Artificial intelligence is dominating headlines—enabling new innovations that drive business performance—yet the negative implications for society are an afterthought.
How can humans get back into the loop in the quest toward a better society for all?
A trans-Atlantic team of researchers, including two from the University of Michigan, has reviewed information systems research on what’s known as the “Fourth Industrial Revolution” and found an overwhelming focus on technology-enabled business benefits.
The focus means far less attention is being paid to societal implications—what the researchers refer to as “the increasing risk and damage to humans.”
“We’re talking about AI the wrong way—focusing on technology not people—moving us away from the things we want, such as better medications, elder care and safety regulations, and toward the things we don’t, like harmful deepfakes, job losses and biased decision making,” said Nigel Melville, associate professor of technology and operations at U-M’s Ross School of Business and design science program director.
“Our new framework is a theory-based attempt to go in a new direction by recentering humans in actions and outcomes in the discourse about ever-smarter machines.”
Melville co-authored the study, which appears in the Information Systems Journal, with Lionel Robert, professor at the U-M School of Information, and Xiao Xiao, associate professor at the Copenhagen Business School.
Taking ChatGPT as an example, the researchers say developers likely never intended to enable student cheating or AI-generated recommendation letters. But it’s clear they didn’t fully consider the social implications of their AI chatbot, focusing instead on benefits such as reduced operational costs.
Their study aims to help society, including regulators considering AI safety regulations and organizations considering adopting AI, understand the societal implications of ever-smarter machines.
For example, the results suggest a shift in the way that policy is made.

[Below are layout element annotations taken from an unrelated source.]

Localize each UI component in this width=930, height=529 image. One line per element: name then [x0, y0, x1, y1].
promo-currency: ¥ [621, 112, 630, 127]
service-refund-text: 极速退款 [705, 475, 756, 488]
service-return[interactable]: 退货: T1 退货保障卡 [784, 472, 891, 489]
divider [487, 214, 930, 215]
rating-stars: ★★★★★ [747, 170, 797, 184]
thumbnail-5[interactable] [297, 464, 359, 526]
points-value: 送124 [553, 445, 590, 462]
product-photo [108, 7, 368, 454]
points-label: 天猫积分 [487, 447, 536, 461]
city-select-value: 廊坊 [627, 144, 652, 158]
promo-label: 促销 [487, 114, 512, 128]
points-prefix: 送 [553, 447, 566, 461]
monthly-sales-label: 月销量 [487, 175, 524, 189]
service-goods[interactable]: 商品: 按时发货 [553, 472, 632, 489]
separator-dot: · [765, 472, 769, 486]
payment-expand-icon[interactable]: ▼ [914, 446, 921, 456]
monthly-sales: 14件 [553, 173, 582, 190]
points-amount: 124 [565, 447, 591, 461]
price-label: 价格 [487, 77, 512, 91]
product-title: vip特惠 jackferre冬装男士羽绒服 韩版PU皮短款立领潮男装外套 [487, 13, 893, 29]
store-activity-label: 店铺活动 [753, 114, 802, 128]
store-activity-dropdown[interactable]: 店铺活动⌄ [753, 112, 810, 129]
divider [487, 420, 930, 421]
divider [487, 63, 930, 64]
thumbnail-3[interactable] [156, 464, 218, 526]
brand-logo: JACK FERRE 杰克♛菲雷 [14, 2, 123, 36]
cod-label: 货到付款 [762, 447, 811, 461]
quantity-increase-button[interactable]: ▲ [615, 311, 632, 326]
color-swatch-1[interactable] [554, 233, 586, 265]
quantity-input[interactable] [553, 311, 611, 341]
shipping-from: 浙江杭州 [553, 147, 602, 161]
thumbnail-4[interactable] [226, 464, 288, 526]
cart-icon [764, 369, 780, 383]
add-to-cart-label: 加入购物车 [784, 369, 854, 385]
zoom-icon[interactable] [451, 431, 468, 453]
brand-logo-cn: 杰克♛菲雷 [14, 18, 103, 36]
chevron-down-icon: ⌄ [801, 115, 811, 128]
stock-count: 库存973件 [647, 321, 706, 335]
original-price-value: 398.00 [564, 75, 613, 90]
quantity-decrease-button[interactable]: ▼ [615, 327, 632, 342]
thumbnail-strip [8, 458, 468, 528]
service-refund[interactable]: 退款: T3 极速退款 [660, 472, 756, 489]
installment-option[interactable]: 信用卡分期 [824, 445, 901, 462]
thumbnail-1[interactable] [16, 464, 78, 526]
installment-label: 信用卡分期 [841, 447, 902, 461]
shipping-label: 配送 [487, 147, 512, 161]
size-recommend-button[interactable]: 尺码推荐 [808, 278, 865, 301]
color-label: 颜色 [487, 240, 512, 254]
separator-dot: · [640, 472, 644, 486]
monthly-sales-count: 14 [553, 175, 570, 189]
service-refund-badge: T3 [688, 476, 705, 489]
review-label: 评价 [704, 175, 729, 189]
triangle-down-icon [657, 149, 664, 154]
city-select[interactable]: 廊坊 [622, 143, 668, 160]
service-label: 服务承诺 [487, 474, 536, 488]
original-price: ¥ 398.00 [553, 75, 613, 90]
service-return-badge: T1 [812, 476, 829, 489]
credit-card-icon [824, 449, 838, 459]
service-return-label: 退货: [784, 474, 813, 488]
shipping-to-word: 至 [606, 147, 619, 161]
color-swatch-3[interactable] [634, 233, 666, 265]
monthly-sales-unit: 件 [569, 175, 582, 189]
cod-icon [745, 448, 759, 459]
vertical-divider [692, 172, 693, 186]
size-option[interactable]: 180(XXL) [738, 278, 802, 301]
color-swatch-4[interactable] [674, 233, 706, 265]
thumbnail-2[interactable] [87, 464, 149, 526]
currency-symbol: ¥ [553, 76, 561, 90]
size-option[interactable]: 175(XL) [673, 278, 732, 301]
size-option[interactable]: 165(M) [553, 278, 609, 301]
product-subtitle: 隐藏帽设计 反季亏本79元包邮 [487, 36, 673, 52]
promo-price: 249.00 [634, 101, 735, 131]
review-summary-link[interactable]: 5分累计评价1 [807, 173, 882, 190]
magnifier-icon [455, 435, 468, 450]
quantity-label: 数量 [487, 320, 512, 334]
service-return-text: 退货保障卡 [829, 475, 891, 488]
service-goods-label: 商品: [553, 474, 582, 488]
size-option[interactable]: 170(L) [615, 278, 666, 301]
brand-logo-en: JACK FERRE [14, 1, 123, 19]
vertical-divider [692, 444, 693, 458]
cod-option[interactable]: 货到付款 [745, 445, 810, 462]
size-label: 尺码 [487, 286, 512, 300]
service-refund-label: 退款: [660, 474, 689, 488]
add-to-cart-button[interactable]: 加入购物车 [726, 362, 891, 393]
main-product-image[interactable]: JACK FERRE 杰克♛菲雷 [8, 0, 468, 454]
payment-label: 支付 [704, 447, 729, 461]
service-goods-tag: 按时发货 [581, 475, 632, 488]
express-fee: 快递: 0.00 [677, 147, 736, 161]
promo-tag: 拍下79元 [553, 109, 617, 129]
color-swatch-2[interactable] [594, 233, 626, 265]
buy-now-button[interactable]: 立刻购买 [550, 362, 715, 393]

Right now, lawmakers are reactively considering regulations about technologies that are already entering the market, so laws tend to adopt a narrow view of AI. Instead, the study suggests they need to turn their attention to the bigger picture and write proactive laws that address four emerging machine capabilities:
Decision-making: Where do we draw the line on machine decision-making, how do we move that line as machines advance and how do we proactively manage bias and other forms of invalid decisions?
Creativity Automation: How will we manage job losses in creative fields such as visual illustration and music, who owns the rights to AI-generated work and what to do about perfect and cheap deep fakes of anyone?
Machine-human relationships: As humans increasingly interact with machines with human-like capabilities, how will workers react to AI bosses, how might “AI friends” influence democracy and how might human relationships themselves change over time as a result?
Machines teaming with other machines: How do we manage exponential capabilities of intermachine teaming, craft rules about machine interaction to balance positive outcomes with risk and determine how much autonomy is appropriate when considering the risks of intermachine teaming as complex systems?
Their work suggests the research community can support this endeavor by framing AI as human-like machine capabilities of cognition and communication. This human-centered framing steps away from the obscurity of technology, instead focusing on what machines actually do in human terms as well as the implications for humans, society and business.
Still, the study says, much more research is needed to build on these ideas, such as the application of ethical frameworks to support policies for machine capabilities.
The researchers say everybody will be increasingly affected by so-called smart machines that emulate human capabilities, at home, in the workplace, in the legal system and other spheres of society. There is no reason these machines need to be operating in the world before problems are recognized—they could be corrected or even abandoned if caught early, or designed to mitigate their occurrence from the start.
“In the short run, our approach may simply limit their negative impacts, but in the long run, it may lead to the development and deployment of AI systems based on their benefits and costs for our society,” Robert said.